Le gouvernement français veut débloquer 15,5 milliards d’euros d’aides supplémentaires pour le secteur privé, toujours sans condition sociale, fiscale ou environnementale. Il ouvre même la possibilité pour les entreprises déficitaires en 2020 de reporter leurs pertes sur les années précédentes... et de se faire rembourser les impôts qu’elles ont versés ! Une nouvelle aide publique qui ne dit pas son nom, dont pourraient bénéficier des groupes comme Total, Engie, Airbus ou Renault. Nouvelle publication dans le cadre de notre campagne Allô Bercy ? Pas d’aides publiques aux grandes entreprises sans conditions.

L’argent public continue de couler à flots en faveur des entreprises. Un projet de loi de finances rectificative, présenté ce mercredi 2 juin en Conseil des ministres, prévoit 15,5 milliards d’euros supplémentaires pour le secteur privé. Ils s’ajoutent aux 155 milliards d’euros d’aides publiques débloquées entre mars et décembre 2020 (selon les estimations de la Commission européenne), dont une grande partie a déjà été prolongée en 2021. Et ce alors que les aides publiques aux entreprises existantes avant la crise santaire étaient déjà elles-mêmes estimées à 150 milliards d’euros.

Sur le principe, on ne peut pas contester le besoin de soutenir les acteurs économiques face à l’épidémie. Mais en l’absence de transparence sur les bénéficiaires des aides et de véritables conditions sociales, fiscales et environnementales, il est impossible de savoir si tout cet argent est utilisé à bon escient, c’est-à-dire s’il sert vraiment à soutenir l’activité et l’emploi, ou s’il ne va pas en partie dans les coffres d’entreprises qui n’en ont pas vraiment besoin, pour rémunérer les actionnaires ou financer des activités contestables.

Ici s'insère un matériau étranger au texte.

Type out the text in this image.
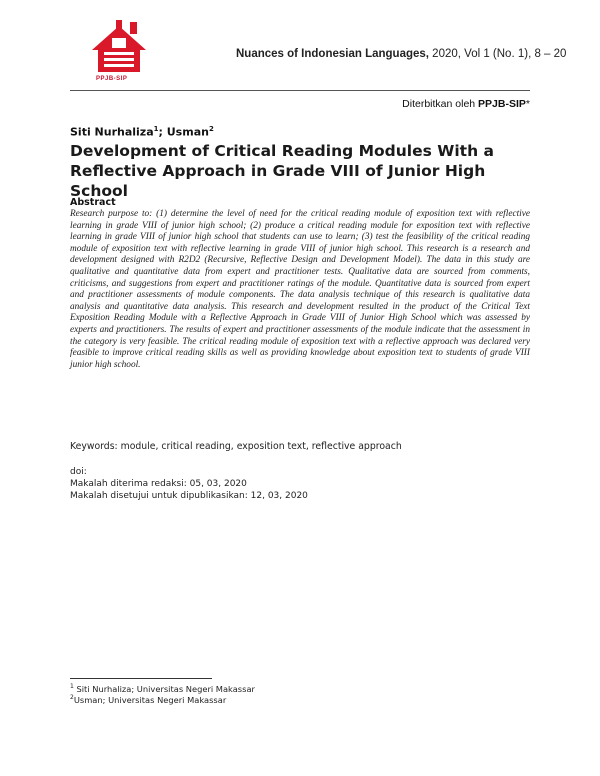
PPJB-SIP
Nuances of Indonesian Languages, 2020, Vol 1 (No. 1), 8 – 20
Diterbitkan oleh PPJB-SIP*
Siti Nurhaliza$^1$; Usman$^2$
Development of Critical Reading Modules With a Reflective Approach in Grade VIII of Junior High School
Abstract
Research purpose to: (1) determine the level of need for the critical reading module of exposition text with reflective learning in grade VIII of junior high school; (2) produce a critical reading module for exposition text with reflective learning in grade VIII of junior high school that students can use to learn; (3) test the feasibility of the critical reading module of exposition text with reflective learning in grade VIII of junior high school. This research is a research and development designed with R2D2 (Recursive, Reflective Design and Development Model). The data in this study are qualitative and quantitative data from expert and practitioner tests. Qualitative data are sourced from comments, criticisms, and suggestions from expert and practitioner ratings of the module. Quantitative data is sourced from expert and practitioner assessments of module components. The data analysis technique of this research is qualitative data analysis and quantitative data analysis. This research and development resulted in the product of the Critical Text Exposition Reading Module with a Reflective Approach in Grade VIII of Junior High School which was assessed by experts and practitioners. The results of expert and practitioner assessments of the module indicate that the assessment in the category is very feasible. The critical reading module of exposition text with a reflective approach was declared very feasible to improve critical reading skills as well as providing knowledge about exposition text to students of grade VIII junior high school.
Keywords: module, critical reading, exposition text, reflective approach
doi:
Makalah diterima redaksi: 05, 03, 2020
Makalah disetujui untuk dipublikasikan: 12, 03, 2020
$^1$ Siti Nurhaliza; Universitas Negeri Makassar
$^2$Usman; Universitas Negeri Makassar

Comme nous l’avons expliqué dans notre rapport Allô Bercy ? Pas d’aides publiques aux grandes entreprises sans conditions, publié la semaine dernière, les grands groupes du CAC40 ont capté une partie significative des aides publiques débloquées face à la crise sanitaire, tout en continuant à prioriser le versement de dividendes et les suppressions d’emploi.

Sur ces 15,5 milliards d’euros supplémentaires, une partie doit aller à la prolongation des aides mises en place il y a un peu plus d’un an : 6,4 milliards de plus pour le chômage partiel, 3,4 milliards pour le fonds de solidarité, 4 milliards pour les exonérations de cotisations sociales et de charges fiscales. Et 1,5 milliard pour des dépenses accidentelles et imprévisibles. Toujours sans transparence et sans conditions sociales, fiscales et environnementales.

Une subvention publique qui ne pas son nom

Le projet de loi de finances rectificative concocté par le gouvernement contient aussi un cadeau supplémentaire au secteur privé : une extension sans précédent du mécanisme fiscal dit de « carry back ». Celui-ci permet à des entreprises déficitaires de reporter une partie de leurs pertes rétrospectivement sur les années précédentes, et de se faire rembourser en conséquence l’impôt sur les bénéfices qu’elles avaient versé... Auparavant, ce dispositif était plafonné à 1 million d’euros et les pertes ne pouvaient être reportées que sur un an en arrière. Le plafond est aboli, et les pertes pourront désormais être reportées sur trois ans.

C’est une subvention publique directe qui ne dit pas son nom, qui viendra abonder directement la trésorerie des entreprises, et dont le coût est estimé à 500 millions d’euros.

Secret fiscal oblige, il sera impossible de savoir quels groupes en bénéficieront effectivement. Mais on peut au moins nommer les grands groupes du CAC40 qui ont encouru des pertes en 2020 : Renault (-8 milliards d’euros), Total (-7,2 milliards), Unibail (-7,2 milliards), Engie (-1,5 milliard), Airbus (-1,1 milliard) et Société générale (-0,3 milliard). Trois d’entre eux ont tout de même choisi de verser des dividendes ce printemps : Total (plus de 7 milliards d’euros), Engie (1,2 milliard), et Société générale (467 millions). Des versements aux actionnaires qui pourraient donc être en partie remboursés par les contribuables via ce nouveau tout de passe-passe fiscal.